WSESeg: Introducing a Dataset for the Segmentation of Winter Sports Equipment with a Baseline for Interactive Segmentation
Robin Schön, Daniel Kienzle, Rainer Lienhart
TL;DR
This work addresses the scarcity of high-quality segmentation data for winter sports equipment by introducing WSESeg, a dataset with 7,452 masks across 4,221 images spanning 10 classes. It evaluates Segment Anything Model (SAM) and HQ-SAM as interactive segmentation baselines on this domain and investigates test-time adaptation strategies (e.g., Click Adaptation, Click Mask, and mask-based ground-truth refinement) to reduce the number of user interactions and failure rate, reporting metrics NoC$_{20}@85$ and FR$_{20}@85$ with IoU threshold $0.85$. The study demonstrates that online adaptation can yield meaningful improvements, with SAM showing moderate gains and HQ-SAM benefiting more from adaptation, though some classes still pose challenges. The work contributions include a new domain-specific dataset, an empirical assessment of foundation models in this niche, and practical adaptation techniques that enhance interactive segmentation efficiency in winter-sports analytics.
Abstract
In this paper we introduce a new dataset containing instance segmentation masks for ten different categories of winter sports equipment, called WSESeg (Winter Sports Equipment Segmentation). Furthermore, we carry out interactive segmentation experiments on said dataset to explore possibilities for efficient further labeling. The SAM and HQ-SAM models are conceptualized as foundation models for performing user guided segmentation. In order to measure their claimed generalization capability we evaluate them on WSESeg.
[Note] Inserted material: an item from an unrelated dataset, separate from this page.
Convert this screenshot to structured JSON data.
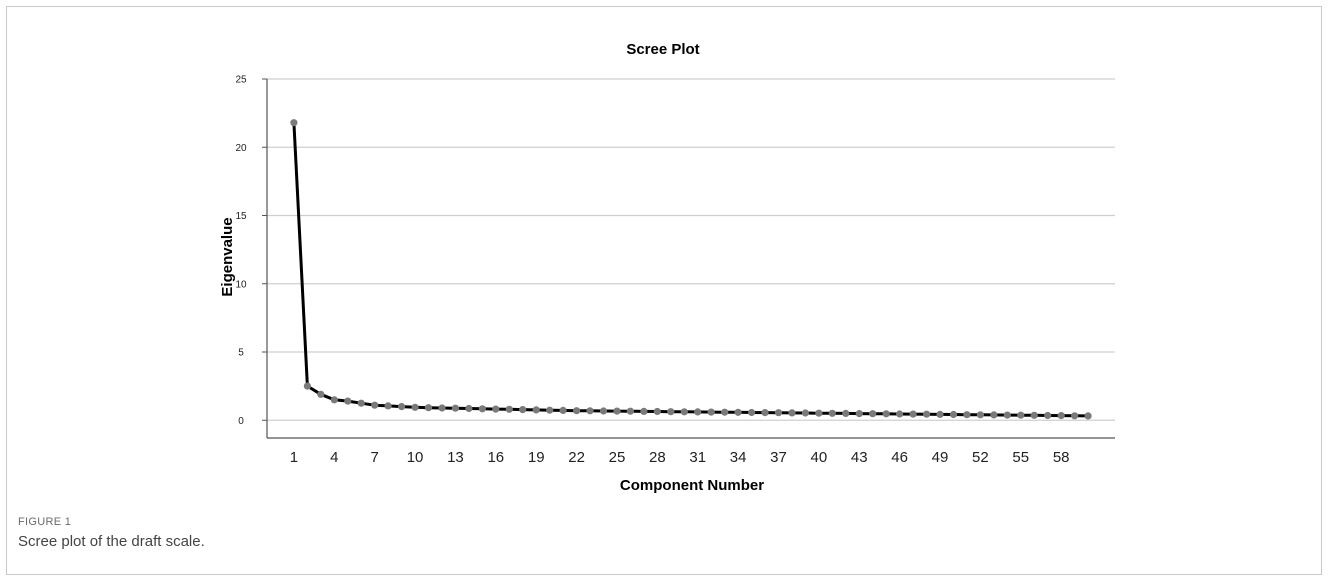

Since interactive segmentation offers the benefit of creating easily exploitable ground truth data during test-time, we are going to test various online adaptation methods for the purpose of exploring potentials for improvements without having to fine-tune the models explicitly. Our experiments show that our adaptation methods drastically reduce the Failure Rate (FR) and Number of Clicks (NoC) metrics, which generally leads faster to better interactive segmentation results.